Avis d’expert : Marion Turquet, responsable de projet à Invenio

Comment voyez-vous le déploiement du projet FragaSyst chez les producteurs et l’implication de l’aval ?

Trois des six systèmes suivis dans le cadre du projet FragaSyst sont chez des producteurs et deux des cinq partenaires sont des organisations de producteurs. Ce projet est donc bien implanté en mobilisant l’ensemble de la filière fraise de la production à la commercialisation.

Qu’attendez-vous de ce projet ? Quels résultats sont espérés ?

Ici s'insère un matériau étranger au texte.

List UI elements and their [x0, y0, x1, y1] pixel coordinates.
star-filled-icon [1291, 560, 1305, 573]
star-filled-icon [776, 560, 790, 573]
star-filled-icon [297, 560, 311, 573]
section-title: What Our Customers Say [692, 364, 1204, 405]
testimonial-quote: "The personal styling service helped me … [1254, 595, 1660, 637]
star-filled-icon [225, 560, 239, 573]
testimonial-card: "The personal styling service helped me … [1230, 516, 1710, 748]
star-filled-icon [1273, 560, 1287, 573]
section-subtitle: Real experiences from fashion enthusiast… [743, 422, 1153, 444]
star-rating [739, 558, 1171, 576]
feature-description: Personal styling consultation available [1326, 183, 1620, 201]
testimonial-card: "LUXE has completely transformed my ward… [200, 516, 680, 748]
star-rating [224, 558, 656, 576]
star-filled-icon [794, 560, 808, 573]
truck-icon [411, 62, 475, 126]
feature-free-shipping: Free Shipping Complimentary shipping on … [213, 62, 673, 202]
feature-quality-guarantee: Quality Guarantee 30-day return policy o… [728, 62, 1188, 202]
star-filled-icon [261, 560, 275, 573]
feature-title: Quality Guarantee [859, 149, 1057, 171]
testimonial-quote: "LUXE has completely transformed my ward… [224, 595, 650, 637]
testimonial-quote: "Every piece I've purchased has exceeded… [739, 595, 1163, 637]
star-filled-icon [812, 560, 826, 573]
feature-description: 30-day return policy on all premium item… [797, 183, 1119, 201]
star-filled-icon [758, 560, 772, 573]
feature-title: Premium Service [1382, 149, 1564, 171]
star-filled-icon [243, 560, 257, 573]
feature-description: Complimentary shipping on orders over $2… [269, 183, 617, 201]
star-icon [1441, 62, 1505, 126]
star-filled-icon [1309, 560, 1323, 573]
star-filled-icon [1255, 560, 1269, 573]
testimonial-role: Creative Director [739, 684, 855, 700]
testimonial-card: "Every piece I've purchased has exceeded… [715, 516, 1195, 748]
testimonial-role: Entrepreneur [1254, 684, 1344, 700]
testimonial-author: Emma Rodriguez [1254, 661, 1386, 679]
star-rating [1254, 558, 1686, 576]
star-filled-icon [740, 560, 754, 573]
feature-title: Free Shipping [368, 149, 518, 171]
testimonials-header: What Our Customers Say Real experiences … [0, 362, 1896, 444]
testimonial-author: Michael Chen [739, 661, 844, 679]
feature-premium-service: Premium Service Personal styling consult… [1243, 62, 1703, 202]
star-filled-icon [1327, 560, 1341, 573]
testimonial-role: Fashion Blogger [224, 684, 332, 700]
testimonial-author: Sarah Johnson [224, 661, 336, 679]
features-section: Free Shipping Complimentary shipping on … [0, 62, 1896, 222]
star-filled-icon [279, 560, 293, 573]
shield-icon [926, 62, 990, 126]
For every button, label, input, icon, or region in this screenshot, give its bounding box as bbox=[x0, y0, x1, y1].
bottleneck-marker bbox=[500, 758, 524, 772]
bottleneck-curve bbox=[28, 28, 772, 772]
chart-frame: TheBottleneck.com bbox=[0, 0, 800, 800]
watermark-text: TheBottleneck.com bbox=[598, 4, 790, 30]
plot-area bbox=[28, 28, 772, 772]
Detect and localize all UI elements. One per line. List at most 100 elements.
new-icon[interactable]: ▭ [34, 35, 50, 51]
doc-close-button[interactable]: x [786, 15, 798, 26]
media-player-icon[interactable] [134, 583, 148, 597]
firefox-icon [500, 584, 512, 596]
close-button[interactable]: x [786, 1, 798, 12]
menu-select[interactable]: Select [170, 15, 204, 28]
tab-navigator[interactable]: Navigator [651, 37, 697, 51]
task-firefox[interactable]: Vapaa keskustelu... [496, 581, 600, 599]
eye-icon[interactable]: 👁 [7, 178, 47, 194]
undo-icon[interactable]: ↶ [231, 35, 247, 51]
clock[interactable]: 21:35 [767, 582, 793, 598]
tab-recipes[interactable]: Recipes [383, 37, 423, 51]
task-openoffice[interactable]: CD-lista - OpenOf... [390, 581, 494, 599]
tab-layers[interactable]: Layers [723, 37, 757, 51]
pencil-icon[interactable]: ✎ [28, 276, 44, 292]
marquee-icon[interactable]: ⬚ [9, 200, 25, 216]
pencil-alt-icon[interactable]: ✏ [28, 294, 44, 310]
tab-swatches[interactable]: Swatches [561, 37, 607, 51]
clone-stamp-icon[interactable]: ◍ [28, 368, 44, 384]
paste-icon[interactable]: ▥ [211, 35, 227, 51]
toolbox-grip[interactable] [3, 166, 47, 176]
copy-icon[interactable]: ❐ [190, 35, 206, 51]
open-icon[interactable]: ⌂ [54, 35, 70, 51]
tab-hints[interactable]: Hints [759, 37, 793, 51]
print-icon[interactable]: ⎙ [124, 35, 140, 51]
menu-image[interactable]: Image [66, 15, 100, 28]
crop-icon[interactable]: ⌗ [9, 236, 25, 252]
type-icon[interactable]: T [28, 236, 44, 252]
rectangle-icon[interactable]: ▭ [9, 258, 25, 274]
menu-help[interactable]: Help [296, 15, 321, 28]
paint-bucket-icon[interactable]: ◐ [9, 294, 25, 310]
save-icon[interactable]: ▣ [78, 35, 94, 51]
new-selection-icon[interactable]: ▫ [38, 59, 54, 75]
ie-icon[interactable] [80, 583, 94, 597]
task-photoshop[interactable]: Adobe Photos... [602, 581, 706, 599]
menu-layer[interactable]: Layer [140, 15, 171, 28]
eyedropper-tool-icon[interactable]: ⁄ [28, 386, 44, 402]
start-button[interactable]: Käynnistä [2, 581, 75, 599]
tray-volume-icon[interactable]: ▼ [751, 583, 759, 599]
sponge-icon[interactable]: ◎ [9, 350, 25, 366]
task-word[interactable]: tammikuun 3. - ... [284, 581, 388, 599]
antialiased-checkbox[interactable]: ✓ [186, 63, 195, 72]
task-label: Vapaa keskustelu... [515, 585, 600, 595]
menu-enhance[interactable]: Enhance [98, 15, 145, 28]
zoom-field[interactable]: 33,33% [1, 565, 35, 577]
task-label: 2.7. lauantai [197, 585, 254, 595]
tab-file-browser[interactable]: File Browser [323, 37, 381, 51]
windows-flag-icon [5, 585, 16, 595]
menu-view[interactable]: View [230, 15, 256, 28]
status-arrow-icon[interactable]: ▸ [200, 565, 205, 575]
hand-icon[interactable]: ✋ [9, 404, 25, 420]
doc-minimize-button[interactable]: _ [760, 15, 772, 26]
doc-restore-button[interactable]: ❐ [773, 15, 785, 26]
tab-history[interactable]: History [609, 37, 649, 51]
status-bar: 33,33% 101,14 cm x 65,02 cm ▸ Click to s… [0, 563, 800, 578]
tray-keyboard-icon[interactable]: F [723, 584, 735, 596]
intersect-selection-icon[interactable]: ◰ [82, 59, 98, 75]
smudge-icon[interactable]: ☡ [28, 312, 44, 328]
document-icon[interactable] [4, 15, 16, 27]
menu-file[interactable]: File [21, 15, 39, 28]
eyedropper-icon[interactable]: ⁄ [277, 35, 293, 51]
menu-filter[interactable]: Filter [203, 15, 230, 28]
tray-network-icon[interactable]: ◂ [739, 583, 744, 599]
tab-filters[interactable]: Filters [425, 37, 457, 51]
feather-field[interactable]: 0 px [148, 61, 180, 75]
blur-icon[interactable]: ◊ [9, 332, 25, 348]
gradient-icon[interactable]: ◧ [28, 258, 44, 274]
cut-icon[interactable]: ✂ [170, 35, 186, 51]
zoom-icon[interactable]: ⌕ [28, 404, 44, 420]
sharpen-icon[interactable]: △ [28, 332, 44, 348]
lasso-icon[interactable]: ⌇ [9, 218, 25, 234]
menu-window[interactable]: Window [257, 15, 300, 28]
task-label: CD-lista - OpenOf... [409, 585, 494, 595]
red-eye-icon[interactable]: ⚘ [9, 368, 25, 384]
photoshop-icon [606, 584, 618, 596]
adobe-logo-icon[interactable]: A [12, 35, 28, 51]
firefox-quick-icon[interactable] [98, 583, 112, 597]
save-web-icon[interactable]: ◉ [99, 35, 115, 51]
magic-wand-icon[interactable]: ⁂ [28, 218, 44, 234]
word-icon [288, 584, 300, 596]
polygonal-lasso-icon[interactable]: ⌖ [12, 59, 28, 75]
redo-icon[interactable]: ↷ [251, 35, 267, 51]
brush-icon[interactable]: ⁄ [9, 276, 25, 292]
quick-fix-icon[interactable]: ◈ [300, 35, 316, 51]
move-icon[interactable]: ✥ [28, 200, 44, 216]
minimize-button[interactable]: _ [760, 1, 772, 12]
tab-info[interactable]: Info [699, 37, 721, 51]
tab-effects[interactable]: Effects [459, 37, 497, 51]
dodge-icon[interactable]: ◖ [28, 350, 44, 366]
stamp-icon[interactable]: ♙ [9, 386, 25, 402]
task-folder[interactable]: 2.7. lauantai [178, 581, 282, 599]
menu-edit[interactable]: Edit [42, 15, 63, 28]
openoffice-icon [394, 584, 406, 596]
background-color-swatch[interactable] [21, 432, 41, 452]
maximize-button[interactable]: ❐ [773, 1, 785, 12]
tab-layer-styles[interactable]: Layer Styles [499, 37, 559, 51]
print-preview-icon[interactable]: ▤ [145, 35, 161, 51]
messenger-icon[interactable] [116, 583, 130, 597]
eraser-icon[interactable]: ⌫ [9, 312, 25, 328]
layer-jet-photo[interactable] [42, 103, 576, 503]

Il s’agit d’un travail sur des leviers innovants, divers qui devrait permettre, au bout de six ans, d’identifier la combinaison de leviers la plus adaptée à chaque système étudié pour répondre aux objectifs du projet. Ces objectifs atteints, la filière fraise aura alors des solutions respectant l’environnement et la santé humaine et répondant aux attentes des consommateurs et des producteurs de fraises.

 

FragaSyst et ses partenaires

Ce projet rassemble cinq partenaires, trois stations d’expérimentation régionale (Invenio, Aprel, LCA) et deux organisations de producteurs (CMO et Rougeline). Ces partenaires sont complémentaires et représentatifs des principales régions de production de fraises en France. Six systèmes seront suivis par ces cinq partenaires. Au sein de chaque système, une combinaison de leviers agronomiques et environnementaux innovants sera mise en place pour répondre aux objectifs.

 

 

 

 

DEPHY Expé Fraises I : le bilan

Le projet DEPHY Expé Fraises I qui avait pour intitulé « Vers une protection biologique intégrée des cultures de fraises sous abris » s’est déroulé de 2013 à 2018. Cinq sites, deux créneaux de production (Gariguette – Remontante) et quatre partenaires : Aprel, CMO (Savéol), LCA et Invenio étaient porteurs du projet en étudiant une parcelle stratégie alternative et une parcelle de référence sur chaque site. Au bout de cinq années d’expérimentation, l’objectif donné de réduction de 50 % de l’utilisation des produits phytosanitaires a été atteint dans 70 % des situations sur Gariguette. Celui concernant les propositions de stratégies alternatives globales, fiables et réalistes sur le plan technico-économique, a permis d’évaluer des apports d’auxiliaires adaptés selon les créneaux de production et les régions, a montré les difficultés de contrôle des pucerons notamment dues à l’inefficacité des apports de parasitoïdes. Sur un plan économique, les stratégies PBI s’avèrent cinq à neuf fois plus chères qu’une stratégie de référence.

 

La lumière UV-C

Les rayonnements UV-C sont utilisés pour stimuler les défenses des plantes. Des travaux de recherche menés à l’Université d’Avignon ont montré un effet stimulateur avec des doses faibles et répétées d’UV-C (inférieur à 1,70 kJ/m2) pour la laitue et la tomate contre Botrytis cinerea ainsi que contre l’oïdium du fraisier. Cette stimulation est associée au renforcement de la paroi cellulaire, à l’augmentation des composés phénoliques et à l’augmentation de l’activité de certaines enzymes antioxydantes.